Karsten Greve

Gideon Rubin

20 Jan - 03 Mar 2012

© Gideon Rubin
Emma Stone, 2012
Gouache on cardboard
8x9 cm / 3.1x3.5 in
GIDEON RUBIN
Brief Encounters
20 January - 3 March, 2012

The Galerie Karsten Greve will present the young Israeli artist Gideon Rubin with his first solo show in Germany. Gideon Rubin has always done portraits, but over the past few years, his paintings have evolved from his beginnings in realism towards a more simple, quasi minimalist painting style. An eye begins at first as a shadow and then disappears entirely. These anonymous portraits are intentionally left without faces. The artist prefers that his figures evoke souvenirs among his viewers, rather than representing specific identities. He wants the spectator to focus on the painting process, on the medium itself and on a few details that Rubin brings to it, such as the person’s position or their bearing. The artist wants to offer alternative ways of looking at the figures by inviting the viewer to complete the tale or the scene. His intention is to create a painting that functions like an obscure souvenir of someone’s life.
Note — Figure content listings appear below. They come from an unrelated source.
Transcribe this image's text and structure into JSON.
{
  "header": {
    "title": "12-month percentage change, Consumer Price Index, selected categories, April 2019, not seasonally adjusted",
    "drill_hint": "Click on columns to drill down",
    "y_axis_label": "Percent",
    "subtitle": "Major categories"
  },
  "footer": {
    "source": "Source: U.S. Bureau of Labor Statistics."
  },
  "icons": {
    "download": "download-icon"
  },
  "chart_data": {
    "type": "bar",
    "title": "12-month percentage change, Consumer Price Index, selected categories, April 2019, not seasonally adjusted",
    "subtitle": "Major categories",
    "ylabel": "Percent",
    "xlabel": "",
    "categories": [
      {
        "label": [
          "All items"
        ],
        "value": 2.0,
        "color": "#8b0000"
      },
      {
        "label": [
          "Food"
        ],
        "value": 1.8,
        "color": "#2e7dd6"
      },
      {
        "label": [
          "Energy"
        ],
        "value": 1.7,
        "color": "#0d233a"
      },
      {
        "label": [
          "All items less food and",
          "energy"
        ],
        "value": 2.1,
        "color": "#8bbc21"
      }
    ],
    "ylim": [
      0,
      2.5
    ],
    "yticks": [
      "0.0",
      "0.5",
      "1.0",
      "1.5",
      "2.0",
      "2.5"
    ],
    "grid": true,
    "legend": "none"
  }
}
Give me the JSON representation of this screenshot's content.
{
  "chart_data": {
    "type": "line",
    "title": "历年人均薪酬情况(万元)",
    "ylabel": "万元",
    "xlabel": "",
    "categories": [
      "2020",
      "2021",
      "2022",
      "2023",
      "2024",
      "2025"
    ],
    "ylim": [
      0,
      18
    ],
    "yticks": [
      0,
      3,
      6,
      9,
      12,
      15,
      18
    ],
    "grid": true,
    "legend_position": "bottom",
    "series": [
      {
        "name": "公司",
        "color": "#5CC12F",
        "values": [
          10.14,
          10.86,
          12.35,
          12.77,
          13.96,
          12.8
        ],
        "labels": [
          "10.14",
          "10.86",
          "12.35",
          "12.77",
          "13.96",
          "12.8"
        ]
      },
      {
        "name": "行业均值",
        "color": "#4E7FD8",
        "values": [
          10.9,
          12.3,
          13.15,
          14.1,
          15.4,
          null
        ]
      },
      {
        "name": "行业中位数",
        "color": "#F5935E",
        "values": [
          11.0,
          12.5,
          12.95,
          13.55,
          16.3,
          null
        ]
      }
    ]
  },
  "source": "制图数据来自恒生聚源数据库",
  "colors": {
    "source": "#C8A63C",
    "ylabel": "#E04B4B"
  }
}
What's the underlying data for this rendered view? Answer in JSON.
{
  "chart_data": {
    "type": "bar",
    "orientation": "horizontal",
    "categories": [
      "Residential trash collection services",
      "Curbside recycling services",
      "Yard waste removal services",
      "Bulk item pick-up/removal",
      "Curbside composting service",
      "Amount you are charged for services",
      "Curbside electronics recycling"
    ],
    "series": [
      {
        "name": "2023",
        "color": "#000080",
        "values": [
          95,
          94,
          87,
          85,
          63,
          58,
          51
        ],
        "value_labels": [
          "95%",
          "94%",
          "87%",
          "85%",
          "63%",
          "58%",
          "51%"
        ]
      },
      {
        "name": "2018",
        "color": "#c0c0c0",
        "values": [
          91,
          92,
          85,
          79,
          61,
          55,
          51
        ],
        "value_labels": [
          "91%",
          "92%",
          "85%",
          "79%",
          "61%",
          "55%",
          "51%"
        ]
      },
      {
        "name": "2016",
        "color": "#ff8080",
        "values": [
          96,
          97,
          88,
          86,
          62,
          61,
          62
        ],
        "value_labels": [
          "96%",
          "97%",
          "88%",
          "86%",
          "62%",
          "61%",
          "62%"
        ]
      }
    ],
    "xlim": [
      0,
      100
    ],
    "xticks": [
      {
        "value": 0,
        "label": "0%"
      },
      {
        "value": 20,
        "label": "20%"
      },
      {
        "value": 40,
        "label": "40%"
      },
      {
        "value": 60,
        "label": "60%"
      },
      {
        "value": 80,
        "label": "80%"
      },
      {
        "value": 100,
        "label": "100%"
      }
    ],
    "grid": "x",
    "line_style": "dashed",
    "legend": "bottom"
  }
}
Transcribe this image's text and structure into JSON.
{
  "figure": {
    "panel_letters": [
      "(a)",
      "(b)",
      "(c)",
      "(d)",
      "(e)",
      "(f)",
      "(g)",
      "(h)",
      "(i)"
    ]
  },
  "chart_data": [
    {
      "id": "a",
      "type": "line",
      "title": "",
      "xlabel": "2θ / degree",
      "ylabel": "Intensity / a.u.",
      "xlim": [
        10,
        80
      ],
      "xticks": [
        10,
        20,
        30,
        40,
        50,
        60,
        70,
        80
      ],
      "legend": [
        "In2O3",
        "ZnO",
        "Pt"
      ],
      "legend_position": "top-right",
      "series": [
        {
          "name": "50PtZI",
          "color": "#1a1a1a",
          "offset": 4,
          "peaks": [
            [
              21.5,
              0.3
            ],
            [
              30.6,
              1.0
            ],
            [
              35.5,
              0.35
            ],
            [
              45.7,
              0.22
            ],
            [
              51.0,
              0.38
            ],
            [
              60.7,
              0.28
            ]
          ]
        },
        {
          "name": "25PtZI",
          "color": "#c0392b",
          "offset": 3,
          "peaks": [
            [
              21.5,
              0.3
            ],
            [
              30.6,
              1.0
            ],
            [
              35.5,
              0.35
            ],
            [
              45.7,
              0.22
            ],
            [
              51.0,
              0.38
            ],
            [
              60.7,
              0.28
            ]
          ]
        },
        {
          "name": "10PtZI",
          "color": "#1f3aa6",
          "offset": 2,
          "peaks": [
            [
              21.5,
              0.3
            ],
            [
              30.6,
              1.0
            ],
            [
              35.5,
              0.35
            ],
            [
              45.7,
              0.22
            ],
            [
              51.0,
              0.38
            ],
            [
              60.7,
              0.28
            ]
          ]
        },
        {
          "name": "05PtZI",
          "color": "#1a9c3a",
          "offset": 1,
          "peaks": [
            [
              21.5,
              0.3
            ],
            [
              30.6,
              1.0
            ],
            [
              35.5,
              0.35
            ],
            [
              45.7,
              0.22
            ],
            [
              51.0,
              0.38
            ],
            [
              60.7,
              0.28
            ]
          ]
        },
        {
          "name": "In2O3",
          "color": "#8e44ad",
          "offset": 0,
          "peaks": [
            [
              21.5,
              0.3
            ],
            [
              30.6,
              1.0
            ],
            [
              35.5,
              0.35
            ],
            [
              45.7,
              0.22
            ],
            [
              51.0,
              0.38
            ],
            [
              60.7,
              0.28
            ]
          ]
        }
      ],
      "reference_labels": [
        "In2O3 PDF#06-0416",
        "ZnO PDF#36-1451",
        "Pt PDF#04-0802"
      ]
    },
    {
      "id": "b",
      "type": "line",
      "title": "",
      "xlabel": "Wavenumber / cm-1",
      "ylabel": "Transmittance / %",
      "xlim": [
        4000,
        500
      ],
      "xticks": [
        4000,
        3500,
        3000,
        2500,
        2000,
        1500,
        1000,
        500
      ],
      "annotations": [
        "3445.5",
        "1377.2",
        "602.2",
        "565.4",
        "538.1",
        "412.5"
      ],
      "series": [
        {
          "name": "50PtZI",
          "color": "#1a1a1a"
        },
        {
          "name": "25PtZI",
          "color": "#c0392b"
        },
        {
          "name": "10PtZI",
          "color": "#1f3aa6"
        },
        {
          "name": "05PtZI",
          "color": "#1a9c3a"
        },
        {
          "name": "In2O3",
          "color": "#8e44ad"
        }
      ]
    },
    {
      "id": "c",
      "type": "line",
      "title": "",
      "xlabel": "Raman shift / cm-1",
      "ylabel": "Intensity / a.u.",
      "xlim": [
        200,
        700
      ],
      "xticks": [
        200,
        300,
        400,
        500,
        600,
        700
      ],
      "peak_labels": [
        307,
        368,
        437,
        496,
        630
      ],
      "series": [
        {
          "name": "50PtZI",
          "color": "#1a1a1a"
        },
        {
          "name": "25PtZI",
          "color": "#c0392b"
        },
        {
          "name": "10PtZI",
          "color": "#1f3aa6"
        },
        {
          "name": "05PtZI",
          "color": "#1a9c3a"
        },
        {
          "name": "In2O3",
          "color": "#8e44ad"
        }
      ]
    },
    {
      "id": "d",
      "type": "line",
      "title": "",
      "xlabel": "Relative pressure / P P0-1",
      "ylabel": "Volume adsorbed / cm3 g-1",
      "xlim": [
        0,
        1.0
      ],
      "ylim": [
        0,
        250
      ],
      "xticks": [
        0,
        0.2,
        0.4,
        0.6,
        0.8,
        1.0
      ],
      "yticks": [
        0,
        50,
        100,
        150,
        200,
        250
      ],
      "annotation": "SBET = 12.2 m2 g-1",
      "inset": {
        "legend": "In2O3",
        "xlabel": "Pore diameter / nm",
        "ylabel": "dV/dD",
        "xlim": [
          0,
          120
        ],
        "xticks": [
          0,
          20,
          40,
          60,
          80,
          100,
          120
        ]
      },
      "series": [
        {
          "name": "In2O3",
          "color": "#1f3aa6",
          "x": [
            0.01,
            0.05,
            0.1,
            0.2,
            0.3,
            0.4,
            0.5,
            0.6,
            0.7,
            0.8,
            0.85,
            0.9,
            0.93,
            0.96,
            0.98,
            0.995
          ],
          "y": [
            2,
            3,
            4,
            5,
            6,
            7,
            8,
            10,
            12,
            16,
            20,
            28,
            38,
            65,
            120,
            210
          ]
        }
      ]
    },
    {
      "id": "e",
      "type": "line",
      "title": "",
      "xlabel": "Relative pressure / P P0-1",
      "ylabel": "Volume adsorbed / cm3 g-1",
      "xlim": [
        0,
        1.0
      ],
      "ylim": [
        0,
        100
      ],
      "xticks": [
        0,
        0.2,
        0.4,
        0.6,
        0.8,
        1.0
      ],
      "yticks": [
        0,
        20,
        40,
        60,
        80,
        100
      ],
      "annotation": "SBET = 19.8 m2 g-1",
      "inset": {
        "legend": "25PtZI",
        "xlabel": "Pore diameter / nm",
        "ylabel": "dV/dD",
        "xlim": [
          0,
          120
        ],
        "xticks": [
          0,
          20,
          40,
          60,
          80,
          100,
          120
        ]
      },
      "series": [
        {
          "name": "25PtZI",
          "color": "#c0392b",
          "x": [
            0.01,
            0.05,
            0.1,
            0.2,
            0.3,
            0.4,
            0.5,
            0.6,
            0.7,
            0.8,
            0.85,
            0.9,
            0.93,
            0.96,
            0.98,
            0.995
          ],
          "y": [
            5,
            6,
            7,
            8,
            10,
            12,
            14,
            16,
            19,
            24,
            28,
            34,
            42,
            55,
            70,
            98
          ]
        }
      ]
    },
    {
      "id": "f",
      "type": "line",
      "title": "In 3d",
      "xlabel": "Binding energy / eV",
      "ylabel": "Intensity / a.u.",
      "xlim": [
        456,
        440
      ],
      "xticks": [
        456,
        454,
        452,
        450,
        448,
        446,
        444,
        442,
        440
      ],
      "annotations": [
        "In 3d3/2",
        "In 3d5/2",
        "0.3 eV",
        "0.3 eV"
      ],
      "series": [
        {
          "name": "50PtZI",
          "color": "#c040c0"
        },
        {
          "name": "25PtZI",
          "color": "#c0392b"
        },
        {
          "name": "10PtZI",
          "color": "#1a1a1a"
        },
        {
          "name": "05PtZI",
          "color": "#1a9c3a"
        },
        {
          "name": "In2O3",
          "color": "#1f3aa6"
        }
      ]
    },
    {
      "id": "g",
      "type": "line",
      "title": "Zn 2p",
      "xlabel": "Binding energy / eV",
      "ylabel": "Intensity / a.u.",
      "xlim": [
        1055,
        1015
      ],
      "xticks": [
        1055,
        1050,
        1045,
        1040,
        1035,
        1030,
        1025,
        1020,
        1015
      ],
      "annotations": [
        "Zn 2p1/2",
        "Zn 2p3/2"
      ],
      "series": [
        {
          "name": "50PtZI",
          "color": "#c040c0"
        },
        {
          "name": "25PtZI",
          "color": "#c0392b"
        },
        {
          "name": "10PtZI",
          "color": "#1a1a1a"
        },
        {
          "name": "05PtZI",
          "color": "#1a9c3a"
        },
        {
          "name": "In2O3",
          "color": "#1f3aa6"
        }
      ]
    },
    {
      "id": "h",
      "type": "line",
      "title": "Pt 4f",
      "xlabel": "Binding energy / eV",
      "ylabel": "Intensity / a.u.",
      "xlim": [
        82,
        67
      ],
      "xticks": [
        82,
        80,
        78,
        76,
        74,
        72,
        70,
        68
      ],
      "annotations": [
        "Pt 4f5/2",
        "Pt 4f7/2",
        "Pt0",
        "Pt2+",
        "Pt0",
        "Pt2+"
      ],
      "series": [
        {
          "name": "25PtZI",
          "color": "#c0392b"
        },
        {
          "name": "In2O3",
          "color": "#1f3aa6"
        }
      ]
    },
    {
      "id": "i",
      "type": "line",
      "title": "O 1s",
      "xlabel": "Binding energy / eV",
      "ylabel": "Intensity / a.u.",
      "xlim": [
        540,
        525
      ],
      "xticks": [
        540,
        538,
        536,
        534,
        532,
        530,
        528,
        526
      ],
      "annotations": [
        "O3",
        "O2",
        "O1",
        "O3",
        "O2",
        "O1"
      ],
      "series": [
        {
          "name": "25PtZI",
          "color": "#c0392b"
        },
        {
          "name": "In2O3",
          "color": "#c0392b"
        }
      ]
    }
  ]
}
These faceless portraits are inspired by photographs from old photo albums that the artist obtained on eBay from around the world, photos of celebrities or paintings by old masters. In examining these old photos, the artist seeks a kind of narrative that lends itself to interpretation. Some of the original photos were taken by anonymous families during their holidays at the sea dating from the beginning of the century. But in Rubin’s paintings, the scenes appear to be timeless. They could even be taken for snapshots of contemporary beach holidays. In our exhibition, the peaceful paintings of bathers contrast with images from the Second World War when this civil life found an abrupt end.

Gideon Rubin uses sandy tones, grey blues and off whites that he applies with large brush strokes. He also uses little touches of red to emphasise a detail that initiates a relationship between the work and the viewer. He likes using canvas or raw linen and often leaves entire areas of these materials untouched so that they become integral parts of the work. He also paints on roughly cut bits of packaging carton, integrating motifs and letters already printed on the carton into his composition. The subtle colours he uses and the fact that the artist often reworks and repaints his works with several layers, further emphasises his desire to bring forgotten lives back to life again.

In 2010 Gideon Rubin discovered a new medium. The exhibition includes his film “To Change Air a Little“ inspired by Chaim Nachman Bialik, Israel's national poet and made for an exhibition in Biet Bialik (the poet’s former home, now a museum) in Tel Aviv. 250 gouache paintings were used for a short animated film which shows Rubin walking in a park. The film is projected on a small painting of the snow-covered park and is accompanied by the sound of strides. Very little happens. Rubin explains: “As a painter, I am trying to breathe life into the painting by means of the simple, basic act of walking. Is walking the content of the work, and painting-the medium representing it, or is the content of the work painting itself, with its limitations and capabilities, while walking is but the means chosen to illustrate it?”

Gideon Rubin was born in Tel Aviv in 1973. He studied at the School of Visual Arts in New York and then at the Slade School of Fine Arts in London where he graduated in 2002. He has had numerous international one-man shows and his works are included in private collections in London, Hong Kong, New York, Paris and beyond. He lives and works in London.